Editorial: The dangerous side of social media

Words have weight. Ideas have gravity.

And when the two join with action, there can be consequences.

On Thursday, an angry man who appears to have reached his boiling point in the soup of social media made inflammatory statements online. He took a weapon and headed out to turn the passion in his mind into a purpose in the world.

And someone died.

In this case, it was Ricky Walter Shiffer, 42. After publicly posting for some time about his political beliefs, they bubbled over after search warrants were served on Donald Trump’s
Mar-a-Lago estate last week. That took him to the FBI field office in Cincinnati, starting a chain of events that ended in his death.

The situation mirrors the Tree of Life shooting in Squirrel Hill. Authorities say Robert Bowers had been posting on alt-right social media site Gab right up until the Saturday morning when he ended his screed with “I’m going in.”

The difference between the two incidents is the body count. Bowers survived the October 2018 bloodshed and awaits trial, charged with killing the 11 people who didn’t.

Social media is easily dismissed as frivolous and nonsensical. It narrates our lives and shares pictures of our breakfast. It is helpful as we keep in touch with family far away and links us back up with friends who we haven’t seen since high school graduation.

But it must be recognized as the potential danger it is.

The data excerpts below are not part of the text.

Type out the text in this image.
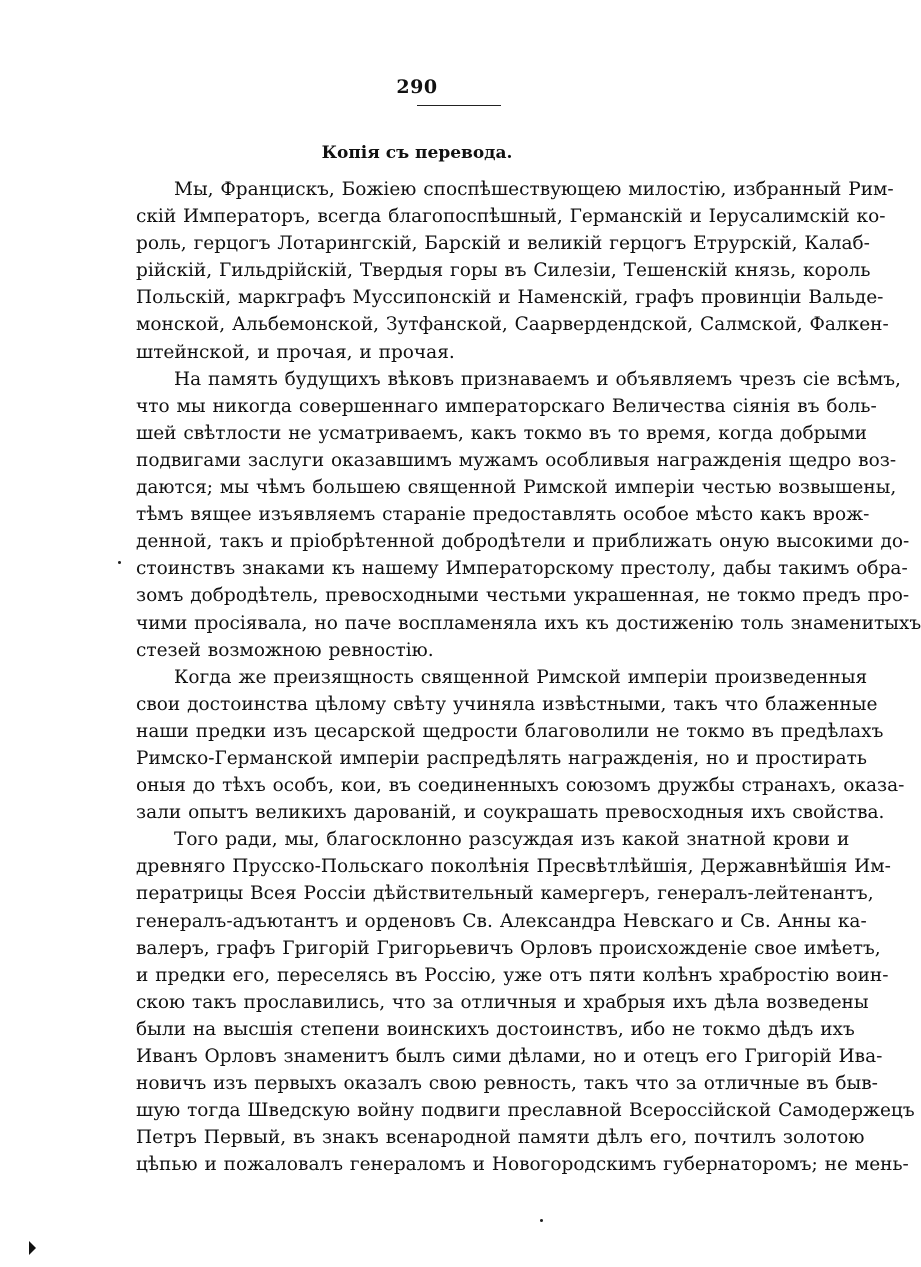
290
Копія съ перевода.

Мы, Францискъ, Божіею споспѣшествующею милостію, избранный Рим-
скій Императоръ, всегда благопоспѣшный, Германскій и Іерусалимскій ко-
роль, герцогъ Лотарингскій, Барскій и великій герцогъ Етрурскій, Калаб-
рійскій, Гильдрійскій, Твердыя горы въ Силезіи, Тешенскій князь, король
Польскій, маркграфъ Муссипонскій и Наменскій, графъ провинціи Вальде-
монской, Альбемонской, Зутфанской, Саарвердендской, Салмской, Фалкен-
штейнской, и прочая, и прочая.

На память будущихъ вѣковъ признаваемъ и объявляемъ чрезъ сіе всѣмъ,
что мы никогда совершеннаго императорскаго Величества сіянія въ боль-
шей свѣтлости не усматриваемъ, какъ токмо въ то время, когда добрыми
подвигами заслуги оказавшимъ мужамъ особливыя награжденія щедро воз-
даются; мы чѣмъ большею священной Римской имперіи честью возвышены,
тѣмъ вящее изъявляемъ стараніе предоставлять особое мѣсто какъ врож-
денной, такъ и пріобрѣтенной добродѣтели и приближать оную высокими до-
стоинствъ знаками къ нашему Императорскому престолу, дабы такимъ обра-
зомъ добродѣтель, превосходными честьми украшенная, не токмо предъ про-
чими просіявала, но паче воспламеняла ихъ къ достиженію толь знаменитыхъ
стезей возможною ревностію.

Когда же преизящность священной Римской имперіи произведенныя
свои достоинства цѣлому свѣту учиняла извѣстными, такъ что блаженные
наши предки изъ цесарской щедрости благоволили не токмо въ предѣлахъ
Римско-Германской имперіи распредѣлять награжденія, но и простирать
оныя до тѣхъ особъ, кои, въ соединенныхъ союзомъ дружбы странахъ, оказа-
зали опытъ великихъ дарованій, и соукрашать превосходныя ихъ свойства.

Того ради, мы, благосклонно разсуждая изъ какой знатной крови и
древняго Прусско-Польскаго поколѣнія Пресвѣтлѣйшія, Державнѣйшія Им-
ператрицы Всея Россіи дѣйствительный камергеръ, генералъ-лейтенантъ,
генералъ-адъютантъ и орденовъ Св. Александра Невскаго и Св. Анны ка-
валеръ, графъ Григорій Григорьевичъ Орловъ происхожденіе свое имѣетъ,
и предки его, переселясь въ Россію, уже отъ пяти колѣнъ храбростію воин-
скою такъ прославились, что за отличныя и храбрыя ихъ дѣла возведены
были на высшія степени воинскихъ достоинствъ, ибо не токмо дѣдъ ихъ
Иванъ Орловъ знаменитъ былъ сими дѣлами, но и отецъ его Григорій Ива-
новичъ изъ первыхъ оказалъ свою ревность, такъ что за отличные въ быв-
шую тогда Шведскую войну подвиги преславной Всероссійской Самодержецъ
Петръ Первый, въ знакъ всенародной памяти дѣлъ его, почтилъ золотою
цѣпью и пожаловалъ генераломъ и Новогородскимъ губернаторомъ; не мень-
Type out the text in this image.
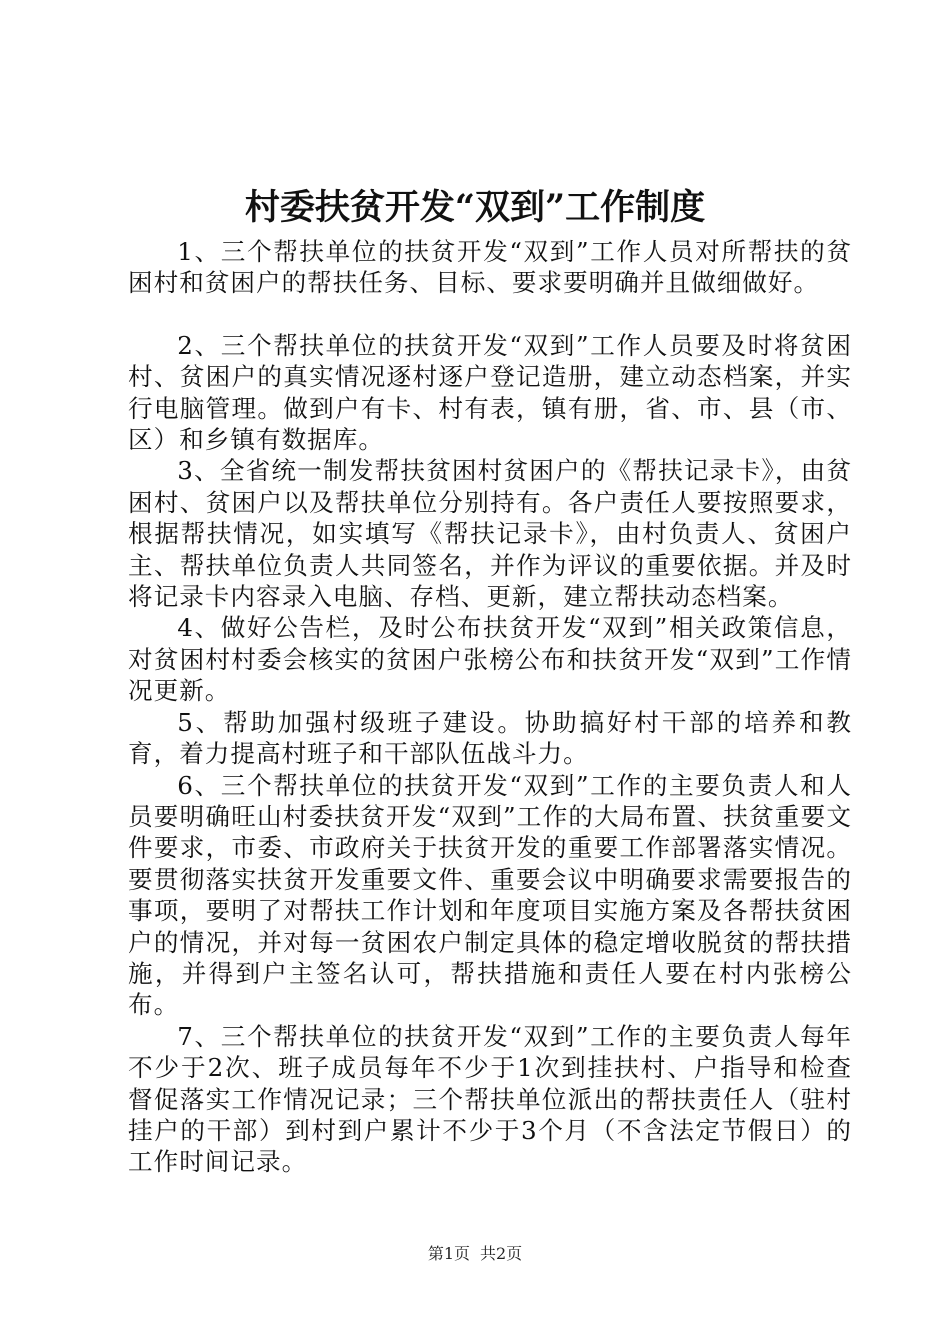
村委扶贫开发“双到”工作制度

1、三个帮扶单位的扶贫开发“双到”工作人员对所帮扶的贫困村和贫困户的帮扶任务、目标、要求要明确并且做细做好。

2、三个帮扶单位的扶贫开发“双到”工作人员要及时将贫困村、贫困户的真实情况逐村逐户登记造册，建立动态档案，并实行电脑管理。做到户有卡、村有表，镇有册，省、市、县（市、区）和乡镇有数据库。

3、全省统一制发帮扶贫困村贫困户的《帮扶记录卡》，由贫困村、贫困户以及帮扶单位分别持有。各户责任人要按照要求，根据帮扶情况，如实填写《帮扶记录卡》，由村负责人、贫困户主、帮扶单位负责人共同签名，并作为评议的重要依据。并及时将记录卡内容录入电脑、存档、更新，建立帮扶动态档案。

4、做好公告栏，及时公布扶贫开发“双到”相关政策信息，对贫困村村委会核实的贫困户张榜公布和扶贫开发“双到”工作情况更新。

5、帮助加强村级班子建设。协助搞好村干部的培养和教育，着力提高村班子和干部队伍战斗力。

6、三个帮扶单位的扶贫开发“双到”工作的主要负责人和人员要明确旺山村委扶贫开发“双到”工作的大局布置、扶贫重要文件要求，市委、市政府关于扶贫开发的重要工作部署落实情况。要贯彻落实扶贫开发重要文件、重要会议中明确要求需要报告的事项，要明了对帮扶工作计划和年度项目实施方案及各帮扶贫困户的情况，并对每一贫困农户制定具体的稳定增收脱贫的帮扶措施，并得到户主签名认可，帮扶措施和责任人要在村内张榜公布。

7、三个帮扶单位的扶贫开发“双到”工作的主要负责人每年不少于2次、班子成员每年不少于1次到挂扶村、户指导和检查督促落实工作情况记录；三个帮扶单位派出的帮扶责任人（驻村挂户的干部）到村到户累计不少于3个月（不含法定节假日）的工作时间记录。

第1页 共2页
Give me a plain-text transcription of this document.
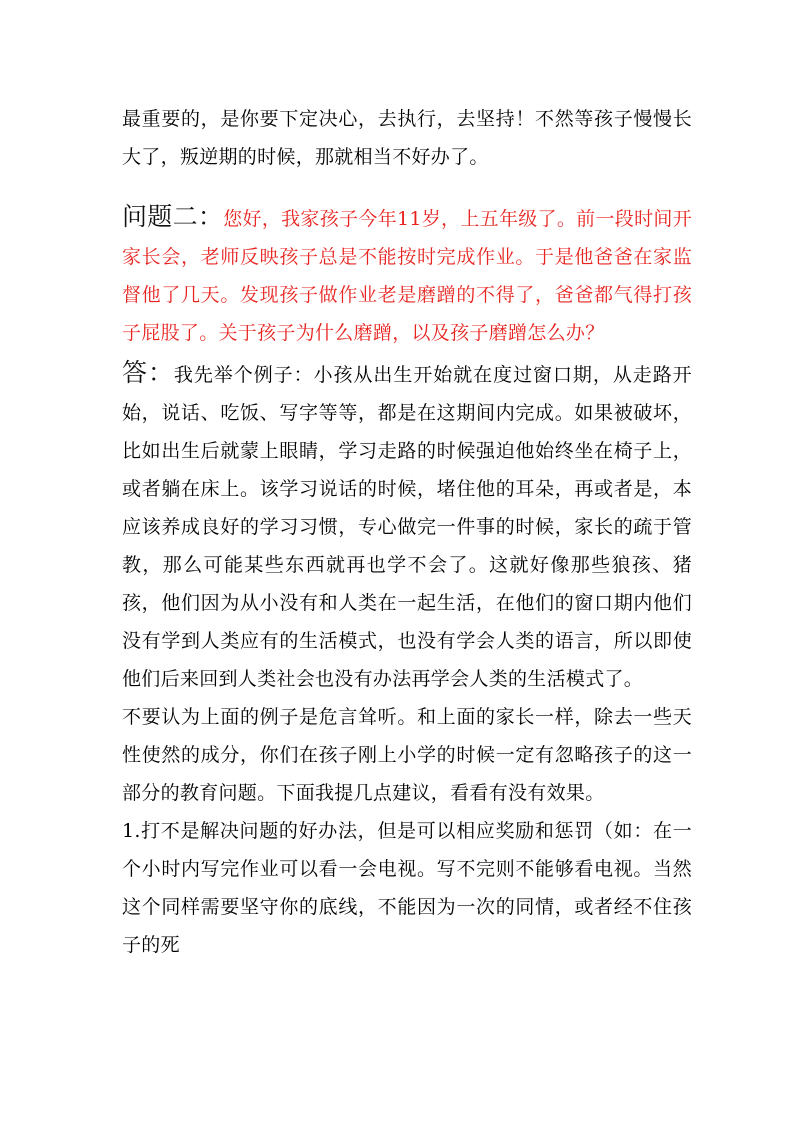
最重要的，是你要下定决心，去执行，去坚持！不然等孩子慢慢长大了，叛逆期的时候，那就相当不好办了。

问题二：您好，我家孩子今年11岁，上五年级了。前一段时间开家长会，老师反映孩子总是不能按时完成作业。于是他爸爸在家监督他了几天。发现孩子做作业老是磨蹭的不得了，爸爸都气得打孩子屁股了。关于孩子为什么磨蹭，以及孩子磨蹭怎么办？

答：我先举个例子：小孩从出生开始就在度过窗口期，从走路开始，说话、吃饭、写字等等，都是在这期间内完成。如果被破坏，比如出生后就蒙上眼睛，学习走路的时候强迫他始终坐在椅子上，或者躺在床上。该学习说话的时候，堵住他的耳朵，再或者是，本应该养成良好的学习习惯，专心做完一件事的时候，家长的疏于管教，那么可能某些东西就再也学不会了。这就好像那些狼孩、猪孩，他们因为从小没有和人类在一起生活，在他们的窗口期内他们没有学到人类应有的生活模式，也没有学会人类的语言，所以即使他们后来回到人类社会也没有办法再学会人类的生活模式了。

不要认为上面的例子是危言耸听。和上面的家长一样，除去一些天性使然的成分，你们在孩子刚上小学的时候一定有忽略孩子的这一部分的教育问题。下面我提几点建议，看看有没有效果。

1.打不是解决问题的好办法，但是可以相应奖励和惩罚（如：在一个小时内写完作业可以看一会电视。写不完则不能够看电视。当然这个同样需要坚守你的底线，不能因为一次的同情，或者经不住孩子的死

Social media works with algorithms that identify things we want to say and want to hear. It listens to what we put out and feeds the same thing right back to us. Social media is the ultimate echo chamber — not just a bubble but an amplifier.

And the only way to survive it is to recognize what is happening.

It is critically important to use social media not just responsibly but with a healthy dose of questioning. Check the sources of the accounts that share information. Follow accounts that are the opposite of your positions to counter confirmation bias. Read the story, not just the headline.

But more than that, take time to put down your phone. To shut your browser. Pick up a paper or a magazine instead. Talk to real people about completely different things.

Find things that draw you to people instead of pitting you against them.

The best way to combat the dangerous side of social media is to walk away from it.